ルナちゃん、ハルちゃんは野良猫が産んだ子猫だった。店舗の壁と壁の間に置き去りにされ、脱出することもできずミャーミャー鳴いていた。ここで死なれても困ると思った店主が壁を一部壊して救出。店主の友人だった千阪さんが預かった。
壁と壁の間に置き去りにされた子猫たち
2020年4月、大阪府に住む千阪さんの友人が営む飲食店と隣の店舗との隙間に、母猫が飼育放棄した2匹の子猫がいた。自力で出てくることもできず、3日間鳴き続けていたので、店のオーナーが壁の一部を壊して救出したという。

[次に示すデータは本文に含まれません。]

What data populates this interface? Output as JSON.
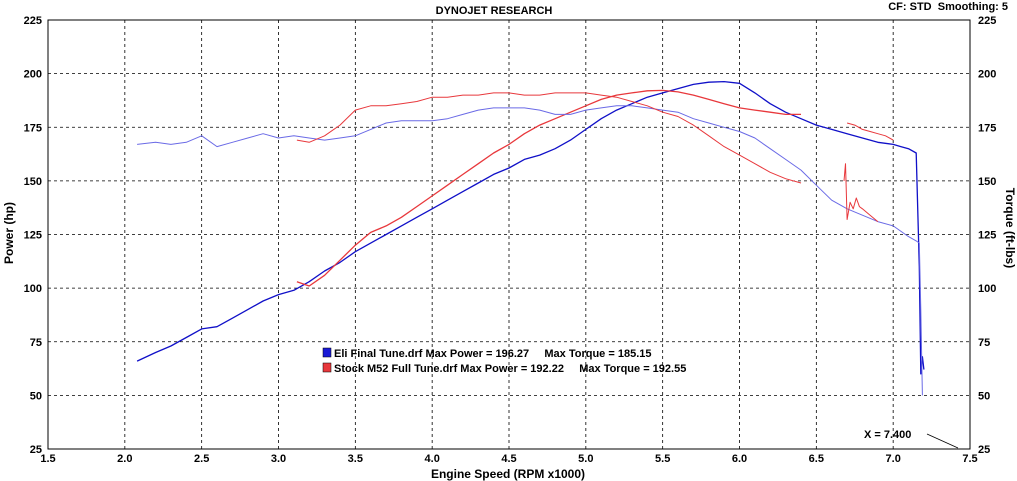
{
  "chart_data": {
    "type": "line",
    "title": "DYNOJET RESEARCH",
    "header_right": "CF: STD  Smoothing: 5",
    "xlabel": "Engine Speed (RPM x1000)",
    "ylabel_left": "Power (hp)",
    "ylabel_right": "Torque (ft-lbs)",
    "xlim": [
      1.5,
      7.5
    ],
    "ylim_left": [
      25,
      225
    ],
    "ylim_right": [
      25,
      225
    ],
    "x_ticks": [
      "1.5",
      "2.0",
      "2.5",
      "3.0",
      "3.5",
      "4.0",
      "4.5",
      "5.0",
      "5.5",
      "6.0",
      "6.5",
      "7.0",
      "7.5"
    ],
    "y_ticks_left": [
      "225",
      "200",
      "175",
      "150",
      "125",
      "100",
      "75",
      "50",
      "25"
    ],
    "y_ticks_right": [
      "225",
      "200",
      "175",
      "150",
      "125",
      "100",
      "75",
      "50",
      "25"
    ],
    "grid": true,
    "legend": [
      {
        "text": "Eli Final Tune.drf Max Power = 196.27     Max Torque = 185.15",
        "color": "#1a1ad6"
      },
      {
        "text": "Stock M52 Full Tune.drf Max Power = 192.22     Max Torque = 192.55",
        "color": "#e8383c"
      }
    ],
    "cursor_label": "X = 7.400",
    "series": [
      {
        "color": "#1010c8",
        "width": 1.3,
        "x": [
          2.08,
          2.2,
          2.3,
          2.4,
          2.5,
          2.6,
          2.7,
          2.8,
          2.9,
          3.0,
          3.1,
          3.2,
          3.3,
          3.4,
          3.5,
          3.6,
          3.7,
          3.8,
          3.9,
          4.0,
          4.1,
          4.2,
          4.3,
          4.4,
          4.5,
          4.6,
          4.7,
          4.8,
          4.9,
          5.0,
          5.1,
          5.2,
          5.3,
          5.4,
          5.5,
          5.6,
          5.7,
          5.8,
          5.9,
          6.0,
          6.1,
          6.2,
          6.3,
          6.4,
          6.5,
          6.6,
          6.7,
          6.8,
          6.9,
          7.0,
          7.05,
          7.1,
          7.15,
          7.17,
          7.18,
          7.19,
          7.2
        ],
        "values": [
          66,
          70,
          73,
          77,
          81,
          82,
          86,
          90,
          94,
          97,
          99,
          103,
          108,
          112,
          117,
          121,
          125,
          129,
          133,
          137,
          141,
          145,
          149,
          153,
          156,
          160,
          162,
          165,
          169,
          174,
          179,
          183,
          186,
          189,
          191,
          193,
          195,
          196,
          196.3,
          195.5,
          191,
          186,
          182,
          179,
          176,
          174,
          172,
          170,
          168,
          167,
          166,
          165,
          163,
          110,
          60,
          68,
          62
        ]
      },
      {
        "color": "#e8383c",
        "width": 1.3,
        "x": [
          3.12,
          3.2,
          3.3,
          3.4,
          3.5,
          3.6,
          3.7,
          3.8,
          3.9,
          4.0,
          4.1,
          4.2,
          4.3,
          4.4,
          4.5,
          4.6,
          4.7,
          4.8,
          4.9,
          5.0,
          5.1,
          5.2,
          5.3,
          5.4,
          5.5,
          5.6,
          5.7,
          5.8,
          5.9,
          6.0,
          6.1,
          6.2,
          6.3,
          6.4
        ],
        "values": [
          103,
          101,
          106,
          113,
          120,
          126,
          129,
          133,
          138,
          143,
          148,
          153,
          158,
          163,
          167,
          172,
          176,
          179,
          182,
          185,
          188,
          190,
          191,
          192,
          192.2,
          191.5,
          190,
          188,
          186,
          184,
          183,
          182,
          181,
          181
        ]
      },
      {
        "color": "#6a6ae6",
        "width": 1,
        "x": [
          2.08,
          2.2,
          2.3,
          2.4,
          2.5,
          2.6,
          2.7,
          2.8,
          2.9,
          3.0,
          3.1,
          3.2,
          3.3,
          3.4,
          3.5,
          3.6,
          3.7,
          3.8,
          3.9,
          4.0,
          4.1,
          4.2,
          4.3,
          4.4,
          4.5,
          4.6,
          4.7,
          4.8,
          4.9,
          5.0,
          5.1,
          5.2,
          5.3,
          5.4,
          5.5,
          5.6,
          5.7,
          5.8,
          5.9,
          6.0,
          6.1,
          6.2,
          6.3,
          6.4,
          6.5,
          6.6,
          6.7,
          6.8,
          6.9,
          7.0,
          7.1,
          7.15,
          7.17,
          7.18,
          7.19
        ],
        "values": [
          167,
          168,
          167,
          168,
          171,
          166,
          168,
          170,
          172,
          170,
          171,
          170,
          169,
          170,
          171,
          174,
          177,
          178,
          178,
          178,
          179,
          181,
          183,
          184,
          184,
          184,
          183,
          181,
          181,
          183,
          184,
          185,
          185,
          184,
          183,
          182,
          179,
          177,
          175,
          173,
          170,
          165,
          160,
          155,
          148,
          141,
          137,
          134,
          131,
          129,
          124,
          122,
          121,
          90,
          50
        ]
      },
      {
        "color": "#e8383c",
        "width": 1,
        "x": [
          3.12,
          3.2,
          3.3,
          3.4,
          3.5,
          3.6,
          3.7,
          3.8,
          3.9,
          4.0,
          4.1,
          4.2,
          4.3,
          4.4,
          4.5,
          4.6,
          4.7,
          4.8,
          4.9,
          5.0,
          5.1,
          5.2,
          5.3,
          5.4,
          5.5,
          5.6,
          5.7,
          5.8,
          5.9,
          6.0,
          6.1,
          6.2,
          6.3,
          6.4
        ],
        "values": [
          169,
          168,
          171,
          176,
          183,
          185,
          185,
          186,
          187,
          189,
          189,
          190,
          190,
          191,
          191,
          190,
          190,
          191,
          191,
          191,
          190,
          189,
          187,
          185,
          182,
          180,
          176,
          171,
          166,
          162,
          158,
          154,
          151,
          149
        ]
      },
      {
        "color": "#e8383c",
        "width": 1,
        "x": [
          6.7,
          6.75,
          6.8,
          6.85,
          6.9,
          6.95,
          7.0
        ],
        "values": [
          177,
          176,
          174,
          173,
          172,
          171,
          169
        ]
      },
      {
        "color": "#e8383c",
        "width": 1,
        "x": [
          6.68,
          6.69,
          6.7,
          6.71,
          6.72,
          6.74,
          6.76,
          6.78,
          6.8,
          6.85,
          6.9
        ],
        "values": [
          150,
          158,
          132,
          136,
          140,
          137,
          142,
          138,
          137,
          134,
          131
        ]
      }
    ]
  }
}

母猫は去年もそこに子猫を放棄したらしく「毎回は助けられない」と当初は助けるつもりがなかったが、「ここで死なれて虫がわいても良くない」と救出した。しかし、 どちらの店のオーナーも猫を保護できる環境になく、その日は猫を飼っている知り合いに一晩預けて、SNSにあげたのだという。千阪さんは、その写真を目にして保護を申し出た。子猫たちは、月齢3~4週間だった。
食べて、寝て、疲れをいやす
子猫たちは、ひとまず一晩だけ預かってくれる男性の家に行った。翌日、千阪さんが車で迎えに行き、動物病院に連れて行った。軽い猫風邪をひいていたが、大きな異常はなかった。特に警戒するような様子はなく、ケージに入れて様子を見た。ごはんを食べて安心したのか2匹はくっついて眠り、起きるとゲージの中を探検し、また眠った。疲れているようで、とにかくよく寝たという。ケージから出すと千阪さんによじ登り、膝の上で2匹で寝ていた。

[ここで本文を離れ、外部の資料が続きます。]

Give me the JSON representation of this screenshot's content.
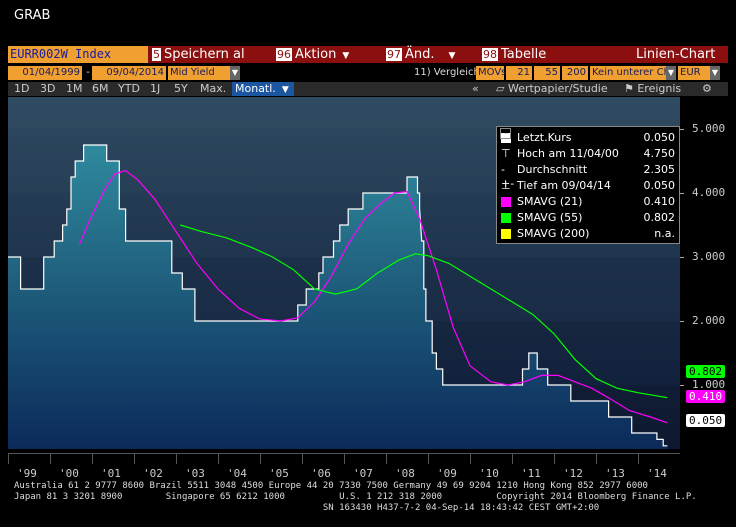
{
  "window_title": "GRAB",
  "security": "EURR002W Index",
  "menu": [
    {
      "num": "5",
      "label": "Speichern al"
    },
    {
      "num": "96",
      "label": "Aktion"
    },
    {
      "num": "97",
      "label": "Änd."
    },
    {
      "num": "98",
      "label": "Tabelle"
    }
  ],
  "chart_type": "Linien-Chart",
  "range": {
    "start": "01/04/1999",
    "end": "09/04/2014",
    "field": "Mid Yield"
  },
  "compare_label": "11) Vergleich",
  "mavs_label": "MOVs",
  "mavs": [
    "21",
    "55",
    "200"
  ],
  "lower_limit": "Kein unterer Cha",
  "currency": "EUR",
  "periods": [
    "1D",
    "3D",
    "1M",
    "6M",
    "YTD",
    "1J",
    "5Y",
    "Max."
  ],
  "frequency": "Monatl.",
  "right_tools": [
    "Wertpapier/Studie",
    "Ereignis"
  ],
  "legend": {
    "rows": [
      {
        "label": "Letzt.Kurs",
        "value": "0.050",
        "color": "#ffffff",
        "kind": "swatch"
      },
      {
        "label": "Hoch am 11/04/00",
        "value": "4.750",
        "kind": "high"
      },
      {
        "label": "Durchschnitt",
        "value": "2.305",
        "kind": "avg"
      },
      {
        "label": "Tief am 09/04/14",
        "value": "0.050",
        "kind": "low"
      },
      {
        "label": "SMAVG (21)",
        "value": "0.410",
        "color": "#ff00ff",
        "kind": "swatch"
      },
      {
        "label": "SMAVG (55)",
        "value": "0.802",
        "color": "#00ff00",
        "kind": "swatch"
      },
      {
        "label": "SMAVG (200)",
        "value": "n.a.",
        "color": "#ffff00",
        "kind": "swatch"
      }
    ]
  },
  "tags": {
    "sma55": "0.802",
    "sma21": "0.410",
    "last": "0.050"
  },
  "chart_data": {
    "type": "line",
    "ylim": [
      0,
      5.5
    ],
    "yticks": [
      "1.000",
      "2.000",
      "3.000",
      "4.000",
      "5.000"
    ],
    "x_labels": [
      "'99",
      "'00",
      "'01",
      "'02",
      "'03",
      "'04",
      "'05",
      "'06",
      "'07",
      "'08",
      "'09",
      "'10",
      "'11",
      "'12",
      "'13",
      "'14"
    ],
    "x_start": 1999.0,
    "x_end": 2015.0,
    "series": [
      {
        "name": "Letzt.Kurs",
        "color": "#ffffff",
        "points": [
          [
            1999.0,
            3.0
          ],
          [
            1999.3,
            3.0
          ],
          [
            1999.3,
            2.5
          ],
          [
            1999.85,
            2.5
          ],
          [
            1999.85,
            3.0
          ],
          [
            2000.1,
            3.0
          ],
          [
            2000.1,
            3.25
          ],
          [
            2000.3,
            3.25
          ],
          [
            2000.3,
            3.5
          ],
          [
            2000.4,
            3.5
          ],
          [
            2000.4,
            3.75
          ],
          [
            2000.5,
            3.75
          ],
          [
            2000.5,
            4.25
          ],
          [
            2000.6,
            4.25
          ],
          [
            2000.6,
            4.5
          ],
          [
            2000.8,
            4.5
          ],
          [
            2000.8,
            4.75
          ],
          [
            2001.35,
            4.75
          ],
          [
            2001.35,
            4.5
          ],
          [
            2001.65,
            4.5
          ],
          [
            2001.65,
            3.75
          ],
          [
            2001.8,
            3.75
          ],
          [
            2001.8,
            3.25
          ],
          [
            2002.9,
            3.25
          ],
          [
            2002.9,
            2.75
          ],
          [
            2003.15,
            2.75
          ],
          [
            2003.15,
            2.5
          ],
          [
            2003.45,
            2.5
          ],
          [
            2003.45,
            2.0
          ],
          [
            2005.9,
            2.0
          ],
          [
            2005.9,
            2.25
          ],
          [
            2006.1,
            2.25
          ],
          [
            2006.1,
            2.5
          ],
          [
            2006.4,
            2.5
          ],
          [
            2006.4,
            2.75
          ],
          [
            2006.5,
            2.75
          ],
          [
            2006.5,
            3.0
          ],
          [
            2006.75,
            3.0
          ],
          [
            2006.75,
            3.25
          ],
          [
            2006.9,
            3.25
          ],
          [
            2006.9,
            3.5
          ],
          [
            2007.1,
            3.5
          ],
          [
            2007.1,
            3.75
          ],
          [
            2007.45,
            3.75
          ],
          [
            2007.45,
            4.0
          ],
          [
            2008.5,
            4.0
          ],
          [
            2008.5,
            4.25
          ],
          [
            2008.75,
            4.25
          ],
          [
            2008.75,
            4.0
          ],
          [
            2008.8,
            4.0
          ],
          [
            2008.8,
            3.75
          ],
          [
            2008.85,
            3.25
          ],
          [
            2008.9,
            3.25
          ],
          [
            2008.9,
            2.5
          ],
          [
            2008.95,
            2.5
          ],
          [
            2008.95,
            2.0
          ],
          [
            2009.1,
            2.0
          ],
          [
            2009.1,
            1.5
          ],
          [
            2009.2,
            1.5
          ],
          [
            2009.2,
            1.25
          ],
          [
            2009.35,
            1.25
          ],
          [
            2009.35,
            1.0
          ],
          [
            2011.25,
            1.0
          ],
          [
            2011.25,
            1.25
          ],
          [
            2011.4,
            1.25
          ],
          [
            2011.4,
            1.5
          ],
          [
            2011.6,
            1.5
          ],
          [
            2011.6,
            1.25
          ],
          [
            2011.85,
            1.25
          ],
          [
            2011.85,
            1.0
          ],
          [
            2012.4,
            1.0
          ],
          [
            2012.4,
            0.75
          ],
          [
            2013.3,
            0.75
          ],
          [
            2013.3,
            0.5
          ],
          [
            2013.85,
            0.5
          ],
          [
            2013.85,
            0.25
          ],
          [
            2014.45,
            0.25
          ],
          [
            2014.45,
            0.15
          ],
          [
            2014.6,
            0.15
          ],
          [
            2014.6,
            0.05
          ],
          [
            2014.7,
            0.05
          ]
        ]
      },
      {
        "name": "SMAVG (21)",
        "color": "#ff00ff",
        "points": [
          [
            2000.7,
            3.2
          ],
          [
            2001.0,
            3.65
          ],
          [
            2001.3,
            4.05
          ],
          [
            2001.55,
            4.3
          ],
          [
            2001.8,
            4.35
          ],
          [
            2002.1,
            4.2
          ],
          [
            2002.5,
            3.9
          ],
          [
            2003.0,
            3.4
          ],
          [
            2003.5,
            2.9
          ],
          [
            2004.0,
            2.5
          ],
          [
            2004.5,
            2.2
          ],
          [
            2005.0,
            2.03
          ],
          [
            2005.5,
            2.0
          ],
          [
            2005.9,
            2.05
          ],
          [
            2006.3,
            2.3
          ],
          [
            2006.7,
            2.7
          ],
          [
            2007.1,
            3.2
          ],
          [
            2007.5,
            3.6
          ],
          [
            2007.9,
            3.85
          ],
          [
            2008.2,
            4.0
          ],
          [
            2008.5,
            4.02
          ],
          [
            2008.8,
            3.6
          ],
          [
            2009.2,
            2.8
          ],
          [
            2009.6,
            1.9
          ],
          [
            2010.0,
            1.3
          ],
          [
            2010.5,
            1.05
          ],
          [
            2010.9,
            1.0
          ],
          [
            2011.3,
            1.05
          ],
          [
            2011.7,
            1.15
          ],
          [
            2012.1,
            1.15
          ],
          [
            2012.5,
            1.05
          ],
          [
            2012.9,
            0.95
          ],
          [
            2013.3,
            0.8
          ],
          [
            2013.8,
            0.6
          ],
          [
            2014.3,
            0.5
          ],
          [
            2014.7,
            0.41
          ]
        ]
      },
      {
        "name": "SMAVG (55)",
        "color": "#00ff00",
        "points": [
          [
            2003.1,
            3.5
          ],
          [
            2003.6,
            3.4
          ],
          [
            2004.2,
            3.3
          ],
          [
            2004.8,
            3.15
          ],
          [
            2005.3,
            3.0
          ],
          [
            2005.8,
            2.8
          ],
          [
            2006.3,
            2.5
          ],
          [
            2006.8,
            2.42
          ],
          [
            2007.3,
            2.5
          ],
          [
            2007.8,
            2.75
          ],
          [
            2008.3,
            2.95
          ],
          [
            2008.7,
            3.05
          ],
          [
            2009.0,
            3.02
          ],
          [
            2009.5,
            2.9
          ],
          [
            2010.0,
            2.7
          ],
          [
            2010.5,
            2.5
          ],
          [
            2011.0,
            2.3
          ],
          [
            2011.5,
            2.1
          ],
          [
            2012.0,
            1.8
          ],
          [
            2012.5,
            1.4
          ],
          [
            2013.0,
            1.1
          ],
          [
            2013.5,
            0.95
          ],
          [
            2014.0,
            0.88
          ],
          [
            2014.7,
            0.802
          ]
        ]
      }
    ]
  },
  "footer": [
    "Australia 61 2 9777 8600 Brazil 5511 3048 4500 Europe 44 20 7330 7500 Germany 49 69 9204 1210 Hong Kong 852 2977 6000",
    "Japan 81 3 3201 8900        Singapore 65 6212 1000          U.S. 1 212 318 2000          Copyright 2014 Bloomberg Finance L.P.",
    "                                                         SN 163430 H437-7-2 04-Sep-14 18:43:42 CEST GMT+2:00"
  ]
}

千阪さんは犬を飼っていたが、最初、お互い匂いを嗅いだくらいで、どちらもそれほど興味は示さなかった。
育てているうちに愛情がわいて手離せず
当初は養育ボランティアのつもりで、ある程度の月齢まで健康に育ったら里親を探そうと思っていた。しかし、元々猫を飼いたいと思っていたこともあり、だんだん2匹が可愛くなって手放せなくなった。

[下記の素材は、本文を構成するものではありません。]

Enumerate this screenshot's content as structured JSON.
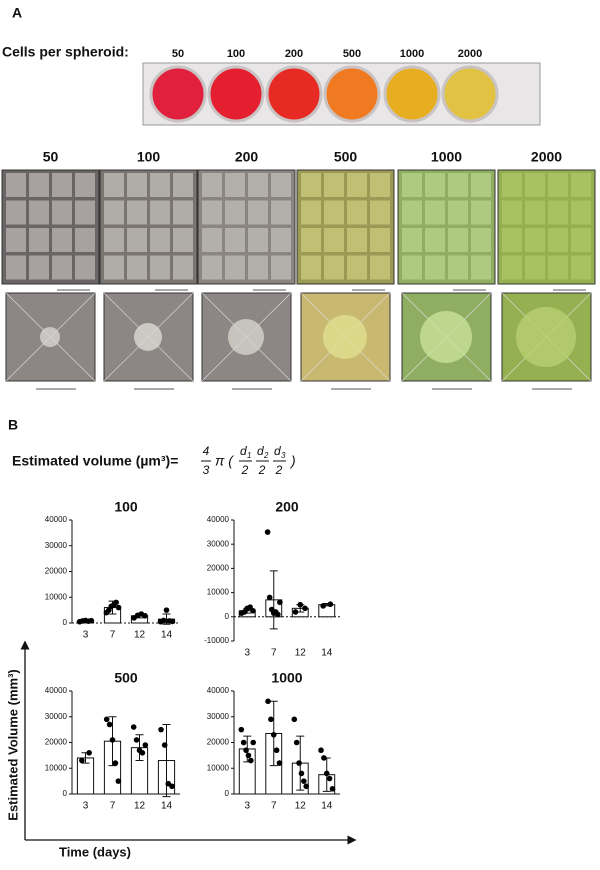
{
  "panel_a": {
    "label": "A",
    "cells_label": "Cells per spheroid:",
    "well_labels": [
      "50",
      "100",
      "200",
      "500",
      "1000",
      "2000"
    ],
    "column_labels": [
      "50",
      "100",
      "200",
      "500",
      "1000",
      "2000"
    ]
  },
  "panel_b": {
    "label": "B",
    "formula": {
      "lhs": "Estimated volume (µm³)=",
      "frac_num": "4",
      "frac_den": "3",
      "pi": "π (",
      "terms": [
        {
          "var": "d",
          "sub": "1",
          "den": "2"
        },
        {
          "var": "d",
          "sub": "2",
          "den": "2"
        },
        {
          "var": "d",
          "sub": "3",
          "den": "2"
        }
      ],
      "close": ")"
    },
    "y_label": "Estimated Volume (mm³)",
    "x_label": "Time (days)"
  },
  "chart_data": [
    {
      "type": "bar",
      "title": "100",
      "categories": [
        "3",
        "7",
        "12",
        "14"
      ],
      "values": [
        800,
        6000,
        2800,
        1500
      ],
      "errors": [
        300,
        2500,
        800,
        2000
      ],
      "points": [
        [
          500,
          800,
          1000,
          700,
          900
        ],
        [
          4000,
          5000,
          6500,
          7000,
          8000,
          6000
        ],
        [
          2000,
          3000,
          3500,
          2800
        ],
        [
          500,
          1000,
          5000,
          800,
          600
        ]
      ],
      "ylim": [
        0,
        40000
      ],
      "yticks": [
        0,
        10000,
        20000,
        30000,
        40000
      ],
      "zero_line": true,
      "color": "#ffffff",
      "point_color": "#000000"
    },
    {
      "type": "bar",
      "title": "200",
      "categories": [
        "3",
        "7",
        "12",
        "14"
      ],
      "values": [
        2500,
        7000,
        3500,
        5000
      ],
      "errors": [
        1000,
        12000,
        1500,
        500
      ],
      "points": [
        [
          1500,
          2000,
          3500,
          4000,
          2500
        ],
        [
          35000,
          8000,
          3000,
          1500,
          2000,
          1000,
          6000
        ],
        [
          2000,
          5000,
          3500
        ],
        [
          4500,
          5200
        ]
      ],
      "ylim": [
        -10000,
        40000
      ],
      "yticks": [
        -10000,
        0,
        10000,
        20000,
        30000,
        40000
      ],
      "zero_line": true,
      "color": "#ffffff",
      "point_color": "#000000"
    },
    {
      "type": "bar",
      "title": "500",
      "categories": [
        "3",
        "7",
        "12",
        "14"
      ],
      "values": [
        14000,
        20500,
        18000,
        13000
      ],
      "errors": [
        2000,
        9500,
        5000,
        14000
      ],
      "points": [
        [
          13000,
          16000
        ],
        [
          29000,
          27000,
          21000,
          12000,
          5000
        ],
        [
          26000,
          21000,
          17000,
          16000,
          19000
        ],
        [
          25000,
          19000,
          4000,
          3000
        ]
      ],
      "ylim": [
        0,
        40000
      ],
      "yticks": [
        0,
        10000,
        20000,
        30000,
        40000
      ],
      "zero_line": false,
      "color": "#ffffff",
      "point_color": "#000000"
    },
    {
      "type": "bar",
      "title": "1000",
      "categories": [
        "3",
        "7",
        "12",
        "14"
      ],
      "values": [
        17500,
        23500,
        12000,
        7500
      ],
      "errors": [
        5000,
        12500,
        10500,
        6500
      ],
      "points": [
        [
          25000,
          20000,
          17000,
          15000,
          13000,
          20000
        ],
        [
          36000,
          29000,
          23000,
          17000,
          12000
        ],
        [
          29000,
          20000,
          12000,
          8000,
          5000,
          3000
        ],
        [
          17000,
          14000,
          8000,
          6000,
          2000
        ]
      ],
      "ylim": [
        0,
        40000
      ],
      "yticks": [
        0,
        10000,
        20000,
        30000,
        40000
      ],
      "zero_line": false,
      "color": "#ffffff",
      "point_color": "#000000"
    }
  ]
}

「母猫に捨てられ3日間どんなに心細かったかと思うと『もう2度と心細い思いをさせたくない』『我が家で一生幸せに暮らしてほしい』と思うようになりました」
黒猫なので黒に由来した名前を考えた。ハルちゃんはモンゴル語で黒ということと、出会った季節から「ハルちゃん」と名付けた 。ルナちゃんは、黒から連想した月という意味のイタリア語にちなんでいる。
ハルちゃんはお姉ちゃんらしく、毛づくろいをするなど、ルナちゃんを守る様子がみら れた。運動神経が良く、カーテンなど高いところに登るのが得意だ。抱っこが好きで、喉を鳴らしながらよく膝に乗ってくる。
ルナちゃんは臆病で、来客があると隠れて出てこない。声が大きく、よく鳴いて何かを訴える。膝に乗って来て自分の後ろ足をしゃぶりながら、お腹をふみふみするのが大好きだ。
2匹を迎えて、千阪さんの家はボロボロになった。カーテンと布製ソファーは見るも無残な姿に。たびたび夫と顔を見合わせて苦笑いすることが多いという。